US climate envoy John Kerry asks DR Congo to ditch some oil blocks

John KErry

US Senator John Kerry (centre), special envoy of the President of the United States delivers his speech during the Conference of African Ministers on the Environment in Dakar on September 15, 2022.

Photo credit: AFP

United States Climate Envoy John Kerry on Tuesday said Washington had asked the Democratic Republic of Congo to abandon some oil blocks that it put up for auction in sensitive environmental areas.

The DRC's government launched bids for 30 oil and gas blocks in the impoverished central African nation in July.

But the move was controversial, drawing criticism from green groups which warned that drilling in the Congo Basin's rain-forests and peat-lands could release vast amounts of heat-trapping gas.

Speaking to reporters at the pre-COP27 climate talks in Kinshasa, Kerry said the United States had asked the DRC's government to "withdraw some tracts to protect the forest".

The former US secretary of state also said there was a way to provide employment and economic development without putting sensitive environmental areas such as "really critical peatlands" at risk.

"We want to balance," Kerry said, adding that he was due to meet Congolese President Felix Tshisekedi to discuss the issue later today.

Scientists have sounded several warnings about the DRC's peatlands, which comprise an area about the size of England.

Around 30 billion tonnes of carbon are stored across the entirety of the Congo Basin, researchers estimated in a study in Nature in 2016. The figure is roughly equivalent to three years of global emissions.

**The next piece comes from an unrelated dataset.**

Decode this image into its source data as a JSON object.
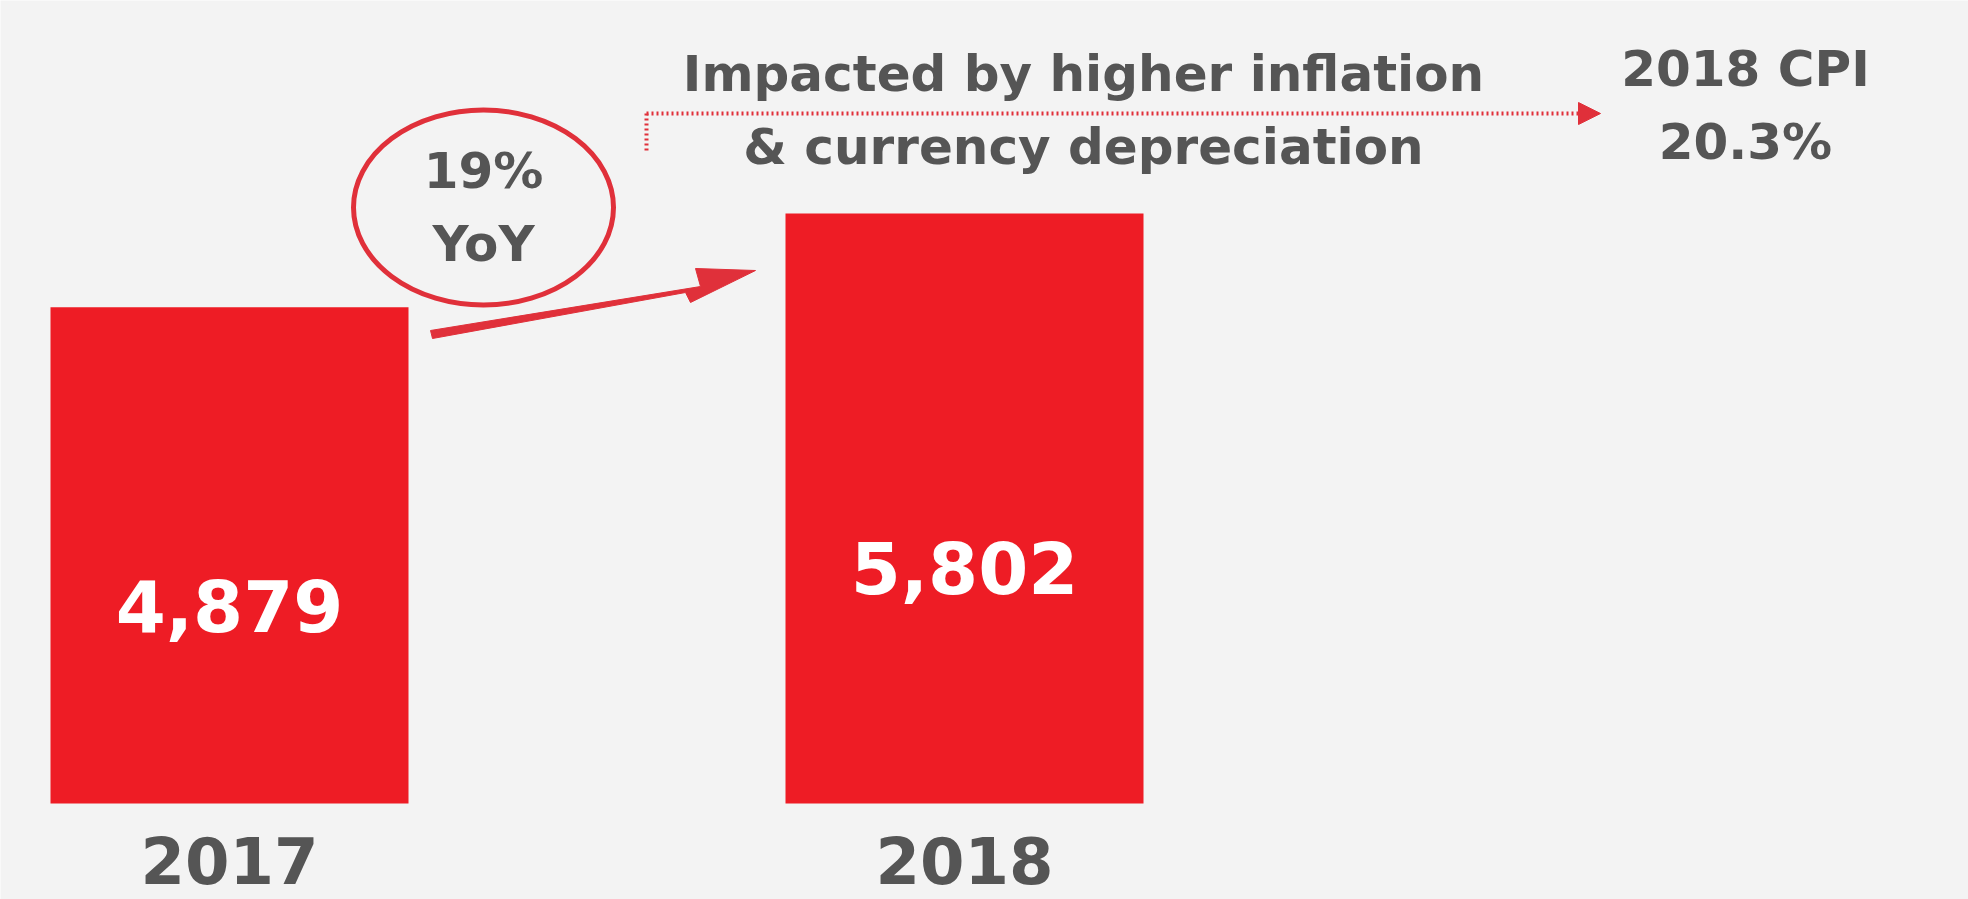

The Congolese government has maintained that exploiting its oil and gas resources is an economic necessity that could help its citizens.

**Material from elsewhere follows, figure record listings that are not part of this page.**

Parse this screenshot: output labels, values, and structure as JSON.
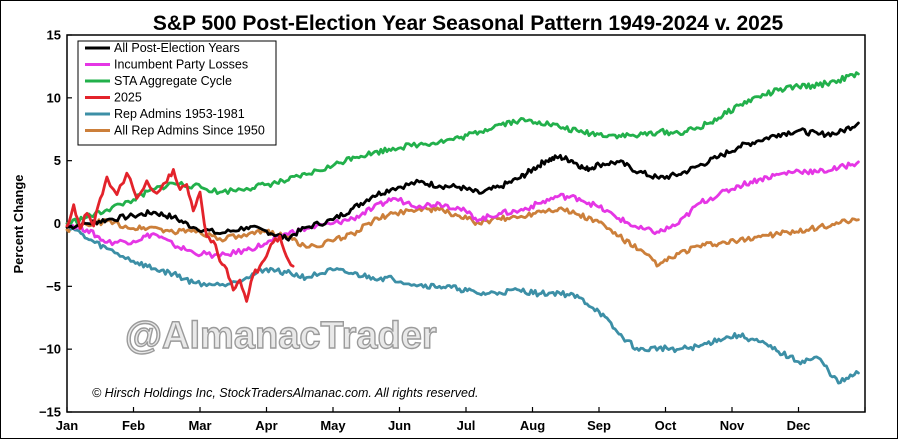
{
  "chart_data": {
    "type": "line",
    "title": "S&P 500 Post-Election Year Seasonal Pattern 1949-2024 v. 2025",
    "xlabel": "",
    "ylabel": "Percent Change",
    "x_tick_labels": [
      "Jan",
      "Feb",
      "Mar",
      "Apr",
      "May",
      "Jun",
      "Jul",
      "Aug",
      "Sep",
      "Oct",
      "Nov",
      "Dec"
    ],
    "x_unit": "month of year (0 = start of Jan, 12 = end of Dec)",
    "xlim": [
      0,
      12
    ],
    "ylim": [
      -15,
      15
    ],
    "y_ticks": [
      15,
      10,
      5,
      0,
      -5,
      -10,
      -15
    ],
    "y_tick_labels": [
      "15",
      "10",
      "5",
      "0",
      "−5",
      "−10",
      "−15"
    ],
    "legend_position": "top-left",
    "grid": false,
    "series": [
      {
        "name": "All Post-Election Years",
        "color": "#000000",
        "x": [
          0,
          0.3,
          0.6,
          1,
          1.3,
          1.6,
          1.9,
          2.3,
          2.7,
          3,
          3.3,
          3.6,
          4,
          4.3,
          4.6,
          4.9,
          5.3,
          5.6,
          5.9,
          6.2,
          6.5,
          6.8,
          7.0,
          7.2,
          7.4,
          7.6,
          7.8,
          8.0,
          8.3,
          8.6,
          8.9,
          9.2,
          9.5,
          9.8,
          10.1,
          10.4,
          10.7,
          11,
          11.3,
          11.6,
          11.9
        ],
        "values": [
          -0.3,
          0,
          0.3,
          0.6,
          0.9,
          0.5,
          -0.3,
          -0.8,
          -0.3,
          -0.6,
          -1.2,
          -0.3,
          0.3,
          1.2,
          2.2,
          2.8,
          3.3,
          3.0,
          2.9,
          2.4,
          2.9,
          3.6,
          4.3,
          5.0,
          5.3,
          5.0,
          4.3,
          4.7,
          4.9,
          4.1,
          3.6,
          3.9,
          4.6,
          5.3,
          6.1,
          6.6,
          7.1,
          7.4,
          7.1,
          7.2,
          8.0
        ]
      },
      {
        "name": "Incumbent Party Losses",
        "color": "#e536e5",
        "x": [
          0,
          0.3,
          0.6,
          1,
          1.3,
          1.6,
          1.9,
          2.3,
          2.7,
          3,
          3.3,
          3.6,
          4,
          4.3,
          4.6,
          4.9,
          5.3,
          5.6,
          5.9,
          6.2,
          6.5,
          6.8,
          7.1,
          7.4,
          7.7,
          8.0,
          8.3,
          8.6,
          8.9,
          9.2,
          9.5,
          9.8,
          10.1,
          10.4,
          10.7,
          11,
          11.3,
          11.6,
          11.9
        ],
        "values": [
          0,
          -0.5,
          -1.5,
          -1.4,
          -0.8,
          -1.7,
          -2.3,
          -2.6,
          -2.1,
          -1.6,
          -0.8,
          -0.4,
          0,
          0.4,
          1.2,
          2.0,
          1.4,
          1.6,
          1.2,
          0.3,
          0.8,
          1.0,
          1.6,
          2.2,
          2.0,
          1.3,
          0.4,
          -0.4,
          -0.7,
          0,
          1.6,
          2.3,
          3.0,
          3.5,
          3.9,
          4.2,
          4.1,
          4.4,
          4.9
        ]
      },
      {
        "name": "STA Aggregate Cycle",
        "color": "#22b04b",
        "x": [
          0,
          0.3,
          0.6,
          1,
          1.3,
          1.6,
          1.9,
          2.3,
          2.7,
          3,
          3.3,
          3.6,
          4,
          4.3,
          4.6,
          4.9,
          5.3,
          5.6,
          5.9,
          6.2,
          6.5,
          6.8,
          7.1,
          7.4,
          7.7,
          8.0,
          8.3,
          8.6,
          8.9,
          9.2,
          9.5,
          9.8,
          10.1,
          10.4,
          10.7,
          11,
          11.3,
          11.6,
          11.9
        ],
        "values": [
          0,
          0.5,
          1.1,
          1.9,
          2.7,
          3.2,
          3.0,
          2.5,
          2.8,
          3.1,
          3.4,
          3.9,
          4.6,
          5.3,
          5.6,
          6.0,
          6.3,
          6.5,
          6.8,
          7.3,
          7.9,
          8.2,
          8.1,
          7.7,
          7.3,
          7.1,
          7.0,
          7.0,
          7.3,
          7.2,
          7.6,
          8.4,
          9.4,
          10.1,
          10.6,
          10.9,
          11.0,
          11.4,
          11.9
        ]
      },
      {
        "name": "2025",
        "color": "#e3232b",
        "x": [
          0,
          0.1,
          0.2,
          0.3,
          0.4,
          0.5,
          0.6,
          0.75,
          0.9,
          1.05,
          1.2,
          1.35,
          1.5,
          1.6,
          1.7,
          1.8,
          1.9,
          2.0,
          2.1,
          2.2,
          2.3,
          2.4,
          2.5,
          2.6,
          2.7,
          2.8,
          2.9,
          3.0,
          3.1,
          3.2,
          3.3,
          3.4
        ],
        "values": [
          -0.2,
          1.5,
          -0.4,
          0.8,
          -0.2,
          2.0,
          3.7,
          2.3,
          4.0,
          2.0,
          3.4,
          2.4,
          3.3,
          4.3,
          2.7,
          3.1,
          1.0,
          2.5,
          -1.0,
          -1.4,
          -3.0,
          -3.6,
          -5.3,
          -4.5,
          -6.2,
          -4.1,
          -3.4,
          -2.6,
          -1.5,
          -1.0,
          -2.6,
          -3.4
        ]
      },
      {
        "name": "Rep Admins 1953-1981",
        "color": "#3c8fa6",
        "x": [
          0,
          0.3,
          0.6,
          1,
          1.3,
          1.6,
          1.9,
          2.3,
          2.7,
          3,
          3.3,
          3.6,
          4,
          4.3,
          4.6,
          4.9,
          5.3,
          5.6,
          5.9,
          6.2,
          6.5,
          6.8,
          7.1,
          7.4,
          7.7,
          8.0,
          8.3,
          8.6,
          8.9,
          9.2,
          9.5,
          9.8,
          10.1,
          10.4,
          10.7,
          11,
          11.3,
          11.6,
          11.9
        ],
        "values": [
          0,
          -1.2,
          -2.0,
          -3.0,
          -3.6,
          -4.0,
          -4.7,
          -4.9,
          -4.3,
          -3.6,
          -3.9,
          -4.3,
          -3.7,
          -4.0,
          -4.3,
          -4.4,
          -4.9,
          -5.0,
          -5.2,
          -5.6,
          -5.5,
          -5.3,
          -5.6,
          -5.5,
          -5.9,
          -7.0,
          -8.8,
          -10.1,
          -9.9,
          -10.0,
          -9.8,
          -9.2,
          -8.9,
          -9.4,
          -10.2,
          -11.0,
          -10.7,
          -12.7,
          -11.9
        ]
      },
      {
        "name": "All Rep Admins Since 1950",
        "color": "#cc7f3a",
        "x": [
          0,
          0.3,
          0.6,
          1,
          1.3,
          1.6,
          1.9,
          2.3,
          2.7,
          3,
          3.3,
          3.6,
          4,
          4.3,
          4.6,
          4.9,
          5.3,
          5.6,
          5.9,
          6.2,
          6.5,
          6.8,
          7.1,
          7.4,
          7.7,
          8.0,
          8.3,
          8.6,
          8.9,
          9.2,
          9.5,
          9.8,
          10.1,
          10.4,
          10.7,
          11,
          11.3,
          11.6,
          11.9
        ],
        "values": [
          -0.5,
          -0.1,
          0.2,
          -0.4,
          -0.3,
          -0.7,
          -0.5,
          -1.2,
          -1.0,
          -0.6,
          -1.0,
          -1.9,
          -1.4,
          -0.8,
          0.2,
          0.8,
          1.2,
          1.1,
          0.6,
          0,
          0.4,
          0.5,
          1.0,
          1.2,
          0.7,
          0.1,
          -1.0,
          -2.1,
          -3.3,
          -2.4,
          -1.8,
          -1.6,
          -1.4,
          -1.0,
          -0.8,
          -0.7,
          -0.3,
          0,
          0.3
        ]
      }
    ]
  },
  "copyright": "© Hirsch Holdings Inc, StockTradersAlmanac.com. All rights reserved.",
  "watermark": "@AlmanacTrader"
}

Some three-quarters of the Congolese population live on less than $1.9 a day, according to World Bank figures, despite the DRC enjoying huge reserves of minerals, ranging from gold and copper to cobalt.

Addressing delegates at the pre-COP27 opening ceremony on Monday, Congolese environment minister Eve Bazaiba asked if the government should let children die rather than profit from its fossil resources.

"As much as we need oxygen, we also need bread," she said.